Çöküşün nedeni: Aşırı kuraklık şartlarına ani geçiş
Araştırma sonuçlarımız, bu bölgeden gelen rüzgârın oluşturduğu toz ve yine bu bölgedeki kuraklık değerlerinin, çok ani olarak yükseldiğini belgelemiştir. İvmelendirici kütle spektrometresi radyo karbon tarihlemesini, zamanımızdan 4025 ± 125 yıl önce, olarak yapmıştır. Radyojenik (Nd ve Sr) izotoplarının analizleri, gözlemlenmiş yüksek miktardaki mineral tozlarının, Mezopotamya kaynaklı olduğunu doğrulamıştır. Arkeolojik bölgeler ve deniz tortularından alınan kayıtlar arasındaki volkanik kırıkların jeokimyasal korelâsyonu, ‘Mezopotamya’daki kuraklık ve sosyal çöküşün aynı zamanda gerçekleştiğini açıkça göstermektedir. Aşırı kuraklık şartlarına ani dönüşüm, ‘Akad İmparatorluğu’nun çöküşünde anahtar rolü üstlenmiştir.”
Bu bilimsel verilerden anladığımız kadarıyla, çok şiddetli ve ani kuraklık, İbrahim’in terk ettiği kavminin sonunu getirmiştir. Tüm bölgeyi etkisi altına alan kuraklık sebebiyle, gelecekte Yakup’un oğullarının da yapacağı gibi, İbrahim’in de Mısır’a bu sebeple gittiği kuvvetle muhtemeldir.
Naram-Sin dönemiyle, bahsedilen ‘bölgesel kuraklık dönemi’ ve Mısır papirüslerinde belirtilen kuraklık tarihleri arasında ilginç paralellik görmekteyiz.

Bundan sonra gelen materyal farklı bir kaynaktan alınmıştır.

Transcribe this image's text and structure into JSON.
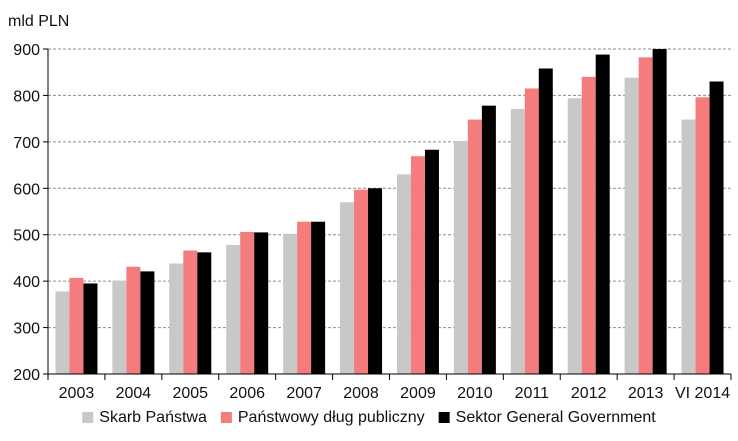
{
  "chart_data": {
    "type": "bar",
    "title": "",
    "unit_label": "mld PLN",
    "xlabel": "",
    "ylabel": "",
    "ylim": [
      200,
      900
    ],
    "yticks": [
      200,
      300,
      400,
      500,
      600,
      700,
      800,
      900
    ],
    "grid": true,
    "legend_position": "bottom",
    "categories": [
      "2003",
      "2004",
      "2005",
      "2006",
      "2007",
      "2008",
      "2009",
      "2010",
      "2011",
      "2012",
      "2013",
      "VI 2014"
    ],
    "series": [
      {
        "name": "Skarb Państwa",
        "color": "#c8c8c8",
        "values": [
          378,
          401,
          438,
          478,
          502,
          570,
          630,
          702,
          771,
          794,
          838,
          748
        ]
      },
      {
        "name": "Państwowy dług publiczny",
        "color": "#f47c7c",
        "values": [
          407,
          431,
          466,
          506,
          528,
          597,
          669,
          748,
          815,
          840,
          882,
          796
        ]
      },
      {
        "name": "Sektor General Government",
        "color": "#000000",
        "values": [
          395,
          421,
          462,
          505,
          528,
          600,
          683,
          778,
          858,
          888,
          900,
          830
        ]
      }
    ]
  }
}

Fransa’daki Yakın Doğu Arkeolojisi Enstitüsü Başkanı Jean Vercoutter, ‘Eski Mısır’ adlı kitabında şunları yazar: “Klasik Mısır tarihinin Eski Krallığı’nı, Orta Krallıktan ayıran yaklaşık bir yüzyıldan fazla süren sosyal sıkıntılar ve yabancı sızmalardan ötürü yaşanan kargaşa dönemine, Birinci Ara Dönem diyoruz. Elimizdeki kaynakların bildirdiğine göre, çöküşün en temel nedeni muhtemelen fiziksel nitelik taşımaktadır. MÖ 2300 yıllarına dek yeterince nemli bir iklime sahip olan Mısır toprakları, kuraklaşmaya başlamış, bunun sonucunda besin kaynakları azalmış ve komşu bozkırlarda yerleşmiş olan nüfus vadiye sığınmış, bu da ekonomik ve toplumsal sarsıntılara neden olmuştur.”
Bölgedeki arkeolojik araştırmalardan elde edilen belgeler de, Akad Krallığı’nın ve Naram-Sin’in sonunu, şöyle özetlemektedir: İletişim kesilir, haydutlar yolları tutar, sulama sistemi çöker. Sümer-Akad ülkesini, kararsız koşulların yarattığı bir felaket ve korkunç bir kıtlık sarar. Savaş arabaları ve gemileri işe yaramaz bir şekilde terk edilmiş durumdayken; Naram-Sin, çuvaldan giysiler içinde, küskün ve bir başına kalmıştır.
Bu ‘kaotik ve esrarengiz’ durum, Naram-Sin’in düştüğü durumla birleşince, Nemrut’un, İbrahim karşısındaki aczini ve yıkılışını hatırlamamak mümkün değildir. Hadis kaynaklarında, Nemrut’un ordusunun ve kendisinin Allah’ın azabıyla perişan olduğu kaydedilmektedir.”
Sonuç: İnsan gerçekte aciz bir varlıktır; fakat tarih çizgisinde gezindiğimizde gördüğümüz insan soyunun zaman zaman kendini yaratıcı görecek kadar akıl tutulması yaşadığı ve hezeyanlar içine sürüklendiğidir. Hazreti İbrahim Aleyhisselam örneğinde olduğu üzere, peygamberlerin bir görevi de insanlığa doğruyu yanlıştan ayırabilmek için aklî melekesini doğru kullanabilme metodunu öğretmiş olmalarıdır.